5. System nach einem der Ansprüche 1 bis 4,
dadurch gekennzeichnet, dass
der Verdrängungskörper (9) in einer an sich bekannten Art und
Weise ein im wesentlichen konisch spitz zulaufendes Ende
aufweist und per Hand in axialer Richtung verschiebbar ist, in
Richtung eines kegelförmigen Sitzes (8) und von diesem weg, zur
unabhängigen Einstellung des Schmelzfließwiderstandes in dem
Durchflusskanal von jedem Heißkanaldüsen-Modul, und dass die
axiale Verschiebung durch einen Verschiebemechanismus in Form
eines Schraubenmechanismus (10) eingestellt wird, wobei eine
Mutter, die einen Teil davon bildet, per Hand gedreht werden kann,
so dass ein mit Gewinde versehener Abschnitt der Welle in einem
Ende des damit zusammenwirkenden Verdrängungskörpers, und
damit auch der gesamte Verdrängungskörper (9), in axialer
Richtung verschiebbar ist.
6. System nach Anspruch 5,
dadurch gekennzeichnet, dass
eine Maßskala (21) vorgesehen ist, um die aktuelle Stellung des
Verdrängungskörpers und seine axiale Verschiebung abzulesen.
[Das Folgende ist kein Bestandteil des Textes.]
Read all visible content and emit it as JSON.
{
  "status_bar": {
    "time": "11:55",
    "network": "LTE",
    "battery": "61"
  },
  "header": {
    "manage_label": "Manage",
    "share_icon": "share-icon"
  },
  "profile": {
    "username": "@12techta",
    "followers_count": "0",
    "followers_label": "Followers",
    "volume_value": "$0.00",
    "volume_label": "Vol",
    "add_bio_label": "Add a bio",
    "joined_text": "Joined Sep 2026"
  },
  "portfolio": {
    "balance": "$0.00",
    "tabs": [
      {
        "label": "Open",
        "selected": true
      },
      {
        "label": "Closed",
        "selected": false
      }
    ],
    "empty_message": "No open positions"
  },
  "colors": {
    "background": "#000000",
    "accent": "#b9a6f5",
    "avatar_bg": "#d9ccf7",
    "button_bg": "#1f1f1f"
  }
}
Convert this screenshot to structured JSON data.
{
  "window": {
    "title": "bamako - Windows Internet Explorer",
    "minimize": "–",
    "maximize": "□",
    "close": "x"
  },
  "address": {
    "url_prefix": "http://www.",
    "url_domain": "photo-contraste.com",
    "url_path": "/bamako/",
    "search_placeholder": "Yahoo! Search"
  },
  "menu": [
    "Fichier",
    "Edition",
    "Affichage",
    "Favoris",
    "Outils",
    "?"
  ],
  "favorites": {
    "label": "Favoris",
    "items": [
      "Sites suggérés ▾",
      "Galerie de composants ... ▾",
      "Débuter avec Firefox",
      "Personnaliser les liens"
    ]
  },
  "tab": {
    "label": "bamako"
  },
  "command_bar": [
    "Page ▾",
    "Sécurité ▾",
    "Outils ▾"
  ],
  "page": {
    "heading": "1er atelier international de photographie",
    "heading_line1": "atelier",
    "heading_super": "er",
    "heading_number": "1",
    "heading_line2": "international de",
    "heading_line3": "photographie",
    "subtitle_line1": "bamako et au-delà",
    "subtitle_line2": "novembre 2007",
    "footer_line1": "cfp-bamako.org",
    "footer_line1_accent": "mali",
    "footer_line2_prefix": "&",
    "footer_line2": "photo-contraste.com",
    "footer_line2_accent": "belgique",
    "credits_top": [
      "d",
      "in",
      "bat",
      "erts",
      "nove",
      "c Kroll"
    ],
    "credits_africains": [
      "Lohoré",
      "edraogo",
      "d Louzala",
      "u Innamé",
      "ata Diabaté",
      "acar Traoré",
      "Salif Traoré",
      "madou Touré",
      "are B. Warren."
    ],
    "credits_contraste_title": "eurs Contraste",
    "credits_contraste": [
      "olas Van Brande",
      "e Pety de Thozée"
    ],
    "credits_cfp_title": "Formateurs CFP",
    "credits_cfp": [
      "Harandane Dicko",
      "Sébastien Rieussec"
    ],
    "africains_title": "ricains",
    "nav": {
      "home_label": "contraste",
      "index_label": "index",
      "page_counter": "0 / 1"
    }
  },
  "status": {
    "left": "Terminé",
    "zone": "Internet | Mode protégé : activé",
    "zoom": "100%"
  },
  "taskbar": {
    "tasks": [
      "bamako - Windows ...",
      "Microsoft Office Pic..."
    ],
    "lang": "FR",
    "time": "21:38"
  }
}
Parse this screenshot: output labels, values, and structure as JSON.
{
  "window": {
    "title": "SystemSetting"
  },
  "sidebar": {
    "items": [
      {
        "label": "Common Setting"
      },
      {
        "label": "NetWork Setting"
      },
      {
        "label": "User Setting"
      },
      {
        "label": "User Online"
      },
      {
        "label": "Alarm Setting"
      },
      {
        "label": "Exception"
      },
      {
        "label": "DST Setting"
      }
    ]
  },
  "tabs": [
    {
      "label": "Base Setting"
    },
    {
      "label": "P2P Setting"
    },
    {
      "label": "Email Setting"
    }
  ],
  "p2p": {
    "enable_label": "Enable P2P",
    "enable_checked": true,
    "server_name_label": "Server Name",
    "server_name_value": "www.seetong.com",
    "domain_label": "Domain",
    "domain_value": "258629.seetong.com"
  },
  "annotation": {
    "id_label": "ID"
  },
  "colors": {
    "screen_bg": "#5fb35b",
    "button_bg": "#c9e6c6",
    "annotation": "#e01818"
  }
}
7. System nach einem der vorhergehenden Ansprüche,
dadurch gekennzeichnet, dass
ein mit der Steuereinheit verbundener Drucksensor (19) an der
Öffnung von jedem Schmelzekanal (17) jeweils stromabwärts von
dem Verdrängungskörper (9) oder dem Kolben (15, 16) angebracht
ist.
8. Verfahren zum Spritzgießen von thermoplastischen Werkstoffen
und thermoplastischen Elastomeren in einer Spritzgießmaschine,
um in der gleichen Verfahrensfolge Einzelheiten von
unterschiedlichem Gewicht, Größe und Form gleichzeitig in axialer
Richtung verdrängbar zu formen in einem System mit
unterschiedlichen Ziehdüseneinheiten, mittels einer
Vorrichtung, die einen Zuteilerblock (1), eine Anzahl von
Heißkanaldüsen-Modulen (4; 5), die jeweils mit ihrem eigenen von
einer Anzahl von in dem Zuteilerblock vorgesehenen
Durchflusskanälen (2) verbunden sind, eines im Durchflusskanal für
jeden Heißkanaldüsen-Modul vorgesehenen Verdrängungskörpers
(9) für ein stufenloses Einstellen des Schmelzflusses durch den
Modul, und Mittel, um das Nachfüllen, Verdichten und Umstellen
auf Nachdruck und Halten desselben zu bewirken, sowie eine
Steuereinheit zur unabhängigen Steuerung und Überwachung der
Prozesse in den unterschiedlichen Heißkanaldüsen-Modulen bei
Verwendung eines Systems nach Anspruch 1,
dadurch gekennzeichnet, dass
der Schmelzfluss von dem Zuteilerblock in den unterschiedlichen
Heißkanaldüsen-Modulen gesteuert wird durch individuelles
Einstellen der axialen Position des dazugehörigen
Verdrängungskörpers (9), wodurch unterschiedliche Befüllzeiten
erzielt werden, um Druckspitzen in den unterschiedlichen
Heißkanaldüsen-Modulen (5, 5) und Ziehdüseneinheiten des
Systems zum Spritzgießen rechtzeitig zu verteilen.